Старуха полотенцем вытирает пот с моего лица.
- И-и, хватил - Верхнереченск! До Верхнереченска отсюдова верст с тыщу не мене... А у тебя родня там, что ли ча?
- Да вроде...
Она сочувственно причмокивает дряблыми губами:
- Далече...
Прикидываю: если мы не сбились с пути, то я нахожусь где-то на полдороге к Шацку. Шестьсот километров - немного для двух месяцев таежной тоски! Проклятая лихорадка! Она всегда подкрадывается ко мне в самое неподходящее время. Патефон погиб, я уверен. Черт с ним! Это его плата за предательство. Но неужели все-таки конец? Только бы сохранить ноги. А если нет?
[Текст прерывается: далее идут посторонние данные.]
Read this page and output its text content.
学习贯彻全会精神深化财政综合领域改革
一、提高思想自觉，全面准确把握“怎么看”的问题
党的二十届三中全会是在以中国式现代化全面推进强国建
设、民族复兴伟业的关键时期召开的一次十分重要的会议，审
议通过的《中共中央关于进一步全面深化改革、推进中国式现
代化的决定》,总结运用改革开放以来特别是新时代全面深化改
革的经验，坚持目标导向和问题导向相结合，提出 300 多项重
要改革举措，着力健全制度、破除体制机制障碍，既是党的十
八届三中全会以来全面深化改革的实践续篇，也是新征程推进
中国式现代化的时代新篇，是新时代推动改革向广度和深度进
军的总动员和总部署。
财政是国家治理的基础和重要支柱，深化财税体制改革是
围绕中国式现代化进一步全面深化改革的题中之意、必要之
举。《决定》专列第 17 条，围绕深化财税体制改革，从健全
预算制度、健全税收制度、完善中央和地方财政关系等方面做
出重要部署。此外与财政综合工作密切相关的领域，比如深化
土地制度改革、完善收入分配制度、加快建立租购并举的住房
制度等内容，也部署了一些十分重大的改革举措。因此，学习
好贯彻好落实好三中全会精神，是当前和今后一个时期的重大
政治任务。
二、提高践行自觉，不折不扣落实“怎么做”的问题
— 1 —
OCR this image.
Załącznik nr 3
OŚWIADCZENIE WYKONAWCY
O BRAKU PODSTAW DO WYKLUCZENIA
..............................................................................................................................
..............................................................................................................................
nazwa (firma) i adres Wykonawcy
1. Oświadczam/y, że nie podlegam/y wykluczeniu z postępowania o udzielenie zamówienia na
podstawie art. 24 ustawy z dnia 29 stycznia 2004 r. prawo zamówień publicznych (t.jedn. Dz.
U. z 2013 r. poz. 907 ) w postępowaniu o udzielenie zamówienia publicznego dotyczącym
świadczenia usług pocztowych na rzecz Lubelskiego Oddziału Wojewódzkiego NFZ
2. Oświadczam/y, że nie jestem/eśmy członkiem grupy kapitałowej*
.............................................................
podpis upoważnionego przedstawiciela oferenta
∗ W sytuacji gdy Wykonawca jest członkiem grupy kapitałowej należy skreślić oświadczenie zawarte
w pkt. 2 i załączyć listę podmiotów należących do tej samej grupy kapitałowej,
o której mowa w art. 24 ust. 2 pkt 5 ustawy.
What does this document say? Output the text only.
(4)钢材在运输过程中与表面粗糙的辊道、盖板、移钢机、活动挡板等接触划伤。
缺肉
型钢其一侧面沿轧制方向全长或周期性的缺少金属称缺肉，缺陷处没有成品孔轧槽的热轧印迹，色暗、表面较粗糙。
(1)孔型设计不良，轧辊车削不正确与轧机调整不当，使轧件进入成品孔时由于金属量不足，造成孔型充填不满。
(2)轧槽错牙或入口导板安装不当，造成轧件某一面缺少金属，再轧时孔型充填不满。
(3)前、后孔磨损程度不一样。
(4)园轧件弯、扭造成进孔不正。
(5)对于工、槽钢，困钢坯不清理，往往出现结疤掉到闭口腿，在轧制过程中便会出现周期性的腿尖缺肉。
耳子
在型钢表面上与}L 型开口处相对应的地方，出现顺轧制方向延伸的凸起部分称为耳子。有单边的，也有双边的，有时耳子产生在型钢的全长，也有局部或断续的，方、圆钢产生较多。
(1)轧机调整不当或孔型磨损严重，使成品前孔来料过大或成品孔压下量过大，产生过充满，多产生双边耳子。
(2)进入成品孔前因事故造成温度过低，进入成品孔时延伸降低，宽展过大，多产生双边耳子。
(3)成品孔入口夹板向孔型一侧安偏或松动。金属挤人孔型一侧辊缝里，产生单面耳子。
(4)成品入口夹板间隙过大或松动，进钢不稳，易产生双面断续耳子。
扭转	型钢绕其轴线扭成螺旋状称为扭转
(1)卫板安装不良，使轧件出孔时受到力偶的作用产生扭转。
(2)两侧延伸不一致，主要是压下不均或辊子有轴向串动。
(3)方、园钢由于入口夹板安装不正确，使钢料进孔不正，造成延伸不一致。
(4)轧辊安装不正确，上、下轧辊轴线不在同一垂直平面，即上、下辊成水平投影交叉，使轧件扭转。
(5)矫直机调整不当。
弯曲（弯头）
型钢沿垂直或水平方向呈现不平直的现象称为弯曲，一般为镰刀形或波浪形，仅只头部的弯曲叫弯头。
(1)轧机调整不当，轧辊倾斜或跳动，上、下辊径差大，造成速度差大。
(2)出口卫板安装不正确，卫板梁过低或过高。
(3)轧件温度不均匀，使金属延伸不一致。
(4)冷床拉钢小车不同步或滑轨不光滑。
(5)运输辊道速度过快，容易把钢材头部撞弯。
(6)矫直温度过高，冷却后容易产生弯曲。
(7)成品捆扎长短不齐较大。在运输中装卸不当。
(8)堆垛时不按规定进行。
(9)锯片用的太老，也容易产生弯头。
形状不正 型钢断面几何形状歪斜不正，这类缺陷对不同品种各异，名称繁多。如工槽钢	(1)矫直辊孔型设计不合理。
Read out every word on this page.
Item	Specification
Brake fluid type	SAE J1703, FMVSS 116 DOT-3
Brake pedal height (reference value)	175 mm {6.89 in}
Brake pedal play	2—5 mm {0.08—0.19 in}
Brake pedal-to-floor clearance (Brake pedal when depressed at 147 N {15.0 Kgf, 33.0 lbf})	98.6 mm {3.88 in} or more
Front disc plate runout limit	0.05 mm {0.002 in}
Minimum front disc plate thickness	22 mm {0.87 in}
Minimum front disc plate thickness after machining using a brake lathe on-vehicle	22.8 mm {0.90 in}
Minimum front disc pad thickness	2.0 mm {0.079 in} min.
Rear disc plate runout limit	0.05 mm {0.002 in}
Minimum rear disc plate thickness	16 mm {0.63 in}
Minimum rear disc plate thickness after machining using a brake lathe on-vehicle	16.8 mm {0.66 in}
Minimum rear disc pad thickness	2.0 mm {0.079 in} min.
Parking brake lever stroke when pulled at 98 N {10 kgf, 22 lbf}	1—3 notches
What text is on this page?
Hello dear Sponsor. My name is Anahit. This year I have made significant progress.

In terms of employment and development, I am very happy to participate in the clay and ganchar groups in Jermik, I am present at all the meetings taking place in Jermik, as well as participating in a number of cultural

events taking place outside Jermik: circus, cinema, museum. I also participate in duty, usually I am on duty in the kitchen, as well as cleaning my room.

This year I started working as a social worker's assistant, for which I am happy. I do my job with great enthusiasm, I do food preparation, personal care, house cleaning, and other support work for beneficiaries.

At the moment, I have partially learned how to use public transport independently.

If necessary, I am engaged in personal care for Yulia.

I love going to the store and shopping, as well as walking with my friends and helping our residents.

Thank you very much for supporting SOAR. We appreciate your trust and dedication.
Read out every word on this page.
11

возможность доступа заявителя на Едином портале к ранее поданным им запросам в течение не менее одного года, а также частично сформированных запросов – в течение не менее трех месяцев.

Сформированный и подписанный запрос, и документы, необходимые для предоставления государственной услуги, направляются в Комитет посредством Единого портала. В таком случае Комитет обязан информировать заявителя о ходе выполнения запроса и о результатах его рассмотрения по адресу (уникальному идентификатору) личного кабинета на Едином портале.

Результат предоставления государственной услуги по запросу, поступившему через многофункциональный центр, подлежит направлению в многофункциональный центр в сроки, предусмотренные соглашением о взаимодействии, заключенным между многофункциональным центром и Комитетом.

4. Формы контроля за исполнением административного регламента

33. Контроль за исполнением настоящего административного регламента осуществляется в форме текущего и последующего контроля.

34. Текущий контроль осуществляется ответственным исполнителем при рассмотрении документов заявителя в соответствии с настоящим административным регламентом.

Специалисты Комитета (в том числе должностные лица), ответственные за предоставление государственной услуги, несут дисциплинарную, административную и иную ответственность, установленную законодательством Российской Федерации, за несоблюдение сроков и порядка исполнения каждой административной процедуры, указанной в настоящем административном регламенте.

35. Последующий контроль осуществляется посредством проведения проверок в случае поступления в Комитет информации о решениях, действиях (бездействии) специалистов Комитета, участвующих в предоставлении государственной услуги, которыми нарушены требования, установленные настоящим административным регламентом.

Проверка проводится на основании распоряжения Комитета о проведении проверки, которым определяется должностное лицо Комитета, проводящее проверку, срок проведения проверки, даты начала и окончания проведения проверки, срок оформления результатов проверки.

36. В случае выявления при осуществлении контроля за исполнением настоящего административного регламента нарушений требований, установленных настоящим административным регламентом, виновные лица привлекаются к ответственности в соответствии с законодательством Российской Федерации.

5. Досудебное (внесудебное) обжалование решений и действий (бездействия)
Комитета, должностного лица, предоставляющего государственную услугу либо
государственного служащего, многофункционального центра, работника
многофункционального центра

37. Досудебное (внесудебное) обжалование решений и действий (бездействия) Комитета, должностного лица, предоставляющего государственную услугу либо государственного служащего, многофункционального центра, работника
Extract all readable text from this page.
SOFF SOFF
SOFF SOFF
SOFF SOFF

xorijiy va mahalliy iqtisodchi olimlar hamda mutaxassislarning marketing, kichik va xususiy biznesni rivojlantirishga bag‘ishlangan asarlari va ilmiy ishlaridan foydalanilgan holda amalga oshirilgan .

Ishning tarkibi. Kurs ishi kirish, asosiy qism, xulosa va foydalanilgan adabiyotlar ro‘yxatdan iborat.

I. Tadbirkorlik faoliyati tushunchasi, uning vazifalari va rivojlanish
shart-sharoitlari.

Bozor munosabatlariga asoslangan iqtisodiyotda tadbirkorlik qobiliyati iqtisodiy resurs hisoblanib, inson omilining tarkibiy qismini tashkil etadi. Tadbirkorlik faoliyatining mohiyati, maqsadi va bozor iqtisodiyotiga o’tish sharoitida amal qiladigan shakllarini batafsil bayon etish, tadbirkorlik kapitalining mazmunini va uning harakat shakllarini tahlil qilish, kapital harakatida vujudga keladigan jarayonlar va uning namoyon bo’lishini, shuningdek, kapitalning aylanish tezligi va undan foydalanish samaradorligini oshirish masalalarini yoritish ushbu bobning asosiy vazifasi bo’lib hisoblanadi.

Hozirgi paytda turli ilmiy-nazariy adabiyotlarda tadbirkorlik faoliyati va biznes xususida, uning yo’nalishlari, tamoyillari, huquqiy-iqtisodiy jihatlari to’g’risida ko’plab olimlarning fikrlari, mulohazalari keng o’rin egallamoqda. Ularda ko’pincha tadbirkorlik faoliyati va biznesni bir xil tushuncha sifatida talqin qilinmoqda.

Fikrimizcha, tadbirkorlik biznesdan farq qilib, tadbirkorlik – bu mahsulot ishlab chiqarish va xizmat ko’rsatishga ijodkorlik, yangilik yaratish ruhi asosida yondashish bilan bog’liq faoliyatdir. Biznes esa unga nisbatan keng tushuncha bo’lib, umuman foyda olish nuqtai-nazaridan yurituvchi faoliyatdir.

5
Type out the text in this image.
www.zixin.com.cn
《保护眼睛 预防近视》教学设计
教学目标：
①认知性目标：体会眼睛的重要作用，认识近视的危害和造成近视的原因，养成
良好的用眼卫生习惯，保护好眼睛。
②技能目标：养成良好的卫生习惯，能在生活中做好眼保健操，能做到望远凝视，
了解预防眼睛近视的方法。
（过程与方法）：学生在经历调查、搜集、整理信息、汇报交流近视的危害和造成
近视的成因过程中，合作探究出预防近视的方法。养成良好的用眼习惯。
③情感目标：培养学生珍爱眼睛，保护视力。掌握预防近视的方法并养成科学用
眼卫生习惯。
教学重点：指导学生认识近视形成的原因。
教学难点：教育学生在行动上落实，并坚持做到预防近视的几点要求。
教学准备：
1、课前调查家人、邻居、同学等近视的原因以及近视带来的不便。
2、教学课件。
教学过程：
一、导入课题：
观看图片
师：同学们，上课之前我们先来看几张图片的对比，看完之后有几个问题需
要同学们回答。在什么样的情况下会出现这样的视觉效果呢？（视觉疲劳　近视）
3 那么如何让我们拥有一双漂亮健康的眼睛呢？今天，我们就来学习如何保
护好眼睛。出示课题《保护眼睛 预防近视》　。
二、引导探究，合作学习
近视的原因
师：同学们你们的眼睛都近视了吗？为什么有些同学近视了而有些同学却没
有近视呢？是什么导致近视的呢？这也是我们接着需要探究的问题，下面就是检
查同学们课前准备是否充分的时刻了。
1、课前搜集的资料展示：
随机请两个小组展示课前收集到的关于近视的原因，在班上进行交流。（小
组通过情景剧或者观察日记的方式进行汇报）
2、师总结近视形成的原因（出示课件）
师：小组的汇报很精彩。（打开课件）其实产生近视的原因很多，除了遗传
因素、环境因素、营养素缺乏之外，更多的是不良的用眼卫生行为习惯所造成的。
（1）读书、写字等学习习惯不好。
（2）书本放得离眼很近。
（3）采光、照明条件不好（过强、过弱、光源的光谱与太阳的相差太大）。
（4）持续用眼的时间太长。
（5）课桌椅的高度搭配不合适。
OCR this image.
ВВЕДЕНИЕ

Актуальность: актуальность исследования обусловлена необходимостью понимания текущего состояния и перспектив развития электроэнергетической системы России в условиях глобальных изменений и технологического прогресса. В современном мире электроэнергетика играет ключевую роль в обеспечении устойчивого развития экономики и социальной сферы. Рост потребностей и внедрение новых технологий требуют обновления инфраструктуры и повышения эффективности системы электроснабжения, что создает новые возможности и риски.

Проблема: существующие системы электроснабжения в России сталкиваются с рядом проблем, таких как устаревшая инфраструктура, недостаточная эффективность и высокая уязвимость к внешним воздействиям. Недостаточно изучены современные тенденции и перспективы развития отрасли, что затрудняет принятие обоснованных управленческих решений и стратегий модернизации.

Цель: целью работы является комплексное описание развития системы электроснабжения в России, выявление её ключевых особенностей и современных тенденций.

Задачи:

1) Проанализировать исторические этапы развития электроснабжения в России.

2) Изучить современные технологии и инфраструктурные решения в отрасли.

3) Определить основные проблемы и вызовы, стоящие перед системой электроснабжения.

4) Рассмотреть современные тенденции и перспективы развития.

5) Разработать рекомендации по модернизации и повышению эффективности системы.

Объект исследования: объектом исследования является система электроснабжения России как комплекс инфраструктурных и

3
Все равно, все равно я уйду. Зубами буду грызть глотки, но уйду. Лучше уж там - в тайге... В коридоре я слышу шаги... грузные, но мягкие - женские. Я закрываю глаза. Я весь - слух. И опять полушепот начинает колдовать над моей головой.
- Ну как?
- Оттаивает... Просыпался, спрашивал, где, мол? Вроде из Верхнереченска сам-то.
- Что делать, что делать, Трофимовна, ума не приложу. Связи с районом нет, а бурана еще суток на трое хватит. Человек-то на ладан дышит... Господи!
- Может, кто собаками возьмется?
- Кто же возьмется? По такой пурге только к чертям на шабаш и ездить.
- Помрет, поди, а то и обезножет - того хуже... Видать, семейный, лета самый раз.
- От злости хоть волком вой, а жди. С Варварой вот тоже третий день маюсь.
- Все никак не опорожнится?
- Баба здоровая, а вот поди не ты.
- Ничего. Был бы хилый, враз выскочил бы. А значит, в отца.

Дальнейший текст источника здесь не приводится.